Bons tempos aqueles em que um manifestante podia ir à rua e exclamar apenas: "Marco Feliciano não me representa!"
Assistindo à votação do impeachment domingo à noite (17), percebi que há uns 300 "Marcos Felicianos" na Câmara dos Deputados. Era um tal de falar em Deus, cristandade, família e pecuária que me senti em outro país, em outra época, em outro universo mental.
Mas também, o que mais eu poderia querer? Pertenço à minoria das minorias, a da esquerda caviar... Humpf.
Já havia algo de errado, naturalmente, em dizer "Marco Feliciano não me representa". Claro, não é função dele. Tem de representar os seus eleitores, e ninguém mais.
Os deputados que votaram pelo impeachment não fizeram a coisa certa, a meu ver. Mas é inegável que estavam representando o seu eleitorado. Seriam traidores se aceitassem participar do jogo fisiológico encetado por Lula e Dilma nestas semanas.
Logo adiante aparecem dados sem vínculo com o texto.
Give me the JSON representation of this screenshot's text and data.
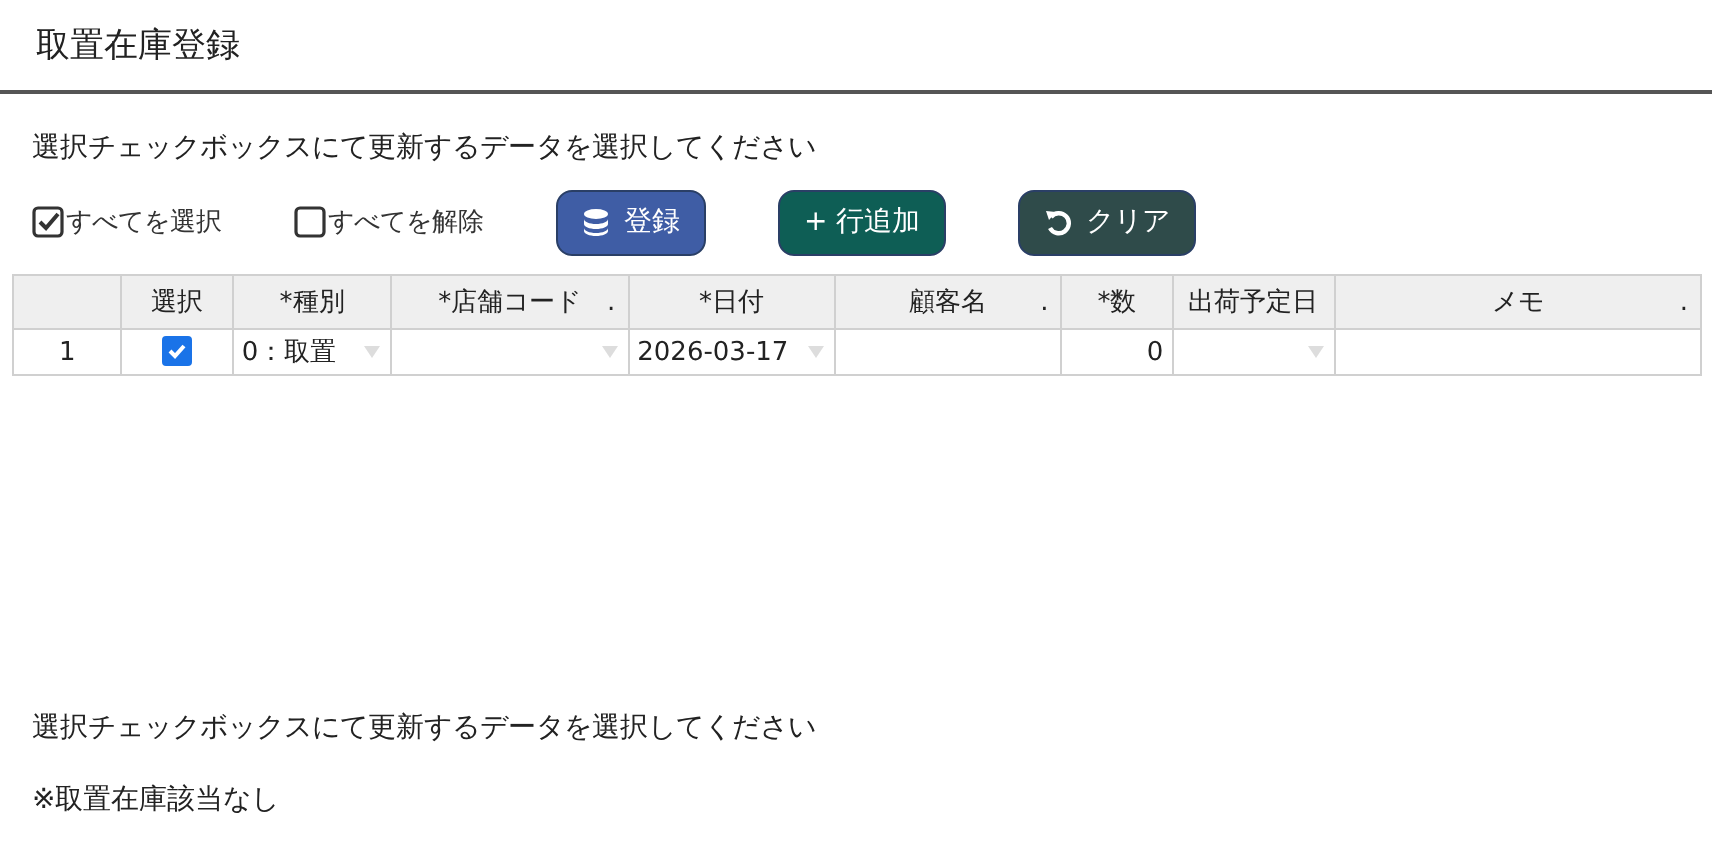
{
  "page_title": "取置在庫登録",
  "instruction": "選択チェックボックスにて更新するデータを選択してください",
  "toolbar": [
    {
      "kind": "check",
      "label": "すべてを選択",
      "checked": true
    },
    {
      "kind": "check",
      "label": "すべてを解除",
      "checked": false
    },
    {
      "kind": "button",
      "label": "登録",
      "color": "#3f5da5"
    },
    {
      "kind": "button",
      "label": "+ 行追加",
      "color": "#0e5e55"
    },
    {
      "kind": "button",
      "label": "クリア",
      "color": "#2f4b4a"
    }
  ],
  "table": {
    "columns": [
      {},
      {
        "label": "選択"
      },
      {
        "label": "*種別"
      },
      {
        "label": "*店舗コード",
        "marker": "."
      },
      {
        "label": "*日付"
      },
      {
        "label": "顧客名",
        "marker": "."
      },
      {
        "label": "*数"
      },
      {
        "label": "出荷予定日"
      },
      {
        "label": "メモ",
        "marker": "."
      }
    ],
    "rows": [
      {
        "cells": [
          {
            "kind": "rownum",
            "text": "1"
          },
          {
            "kind": "checkbox",
            "checked": true
          },
          {
            "kind": "select",
            "text": "0：取置"
          },
          {
            "kind": "select"
          },
          {
            "kind": "select",
            "text": "2026-03-17"
          },
          {
            "kind": "text"
          },
          {
            "kind": "number",
            "text": "0"
          },
          {
            "kind": "select"
          },
          {
            "kind": "text"
          }
        ]
      }
    ]
  },
  "footer_instruction": "選択チェックボックスにて更新するデータを選択してください",
  "notice": "※取置在庫該当なし"
}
Certamente, a hipocrisia foi grande quando falavam em combater a corrupção. Não querem nem podem combatê-la. Segundo a Transparência Brasil, 273 dos congressistas já foram citados na Justiça ou em algum Tribunal de Contas.
Honestidade não é o forte dessa turma. Por mais que o PT tenha exagerado com seus marqueteiros, tesoureiros, mensaleiros e petroleiros, há partes iguais de crise econômica real e anticomunismo imaginário no movimento pelo impeachment.
Isso tudo já foi dito.
Tento não desprezar a maioria dos deputados, todavia.
Na maior parte dos votos pelo impeachment, falaram de Deus, dos familiares e de sua cidade natal ou região do Estado a que pertencem.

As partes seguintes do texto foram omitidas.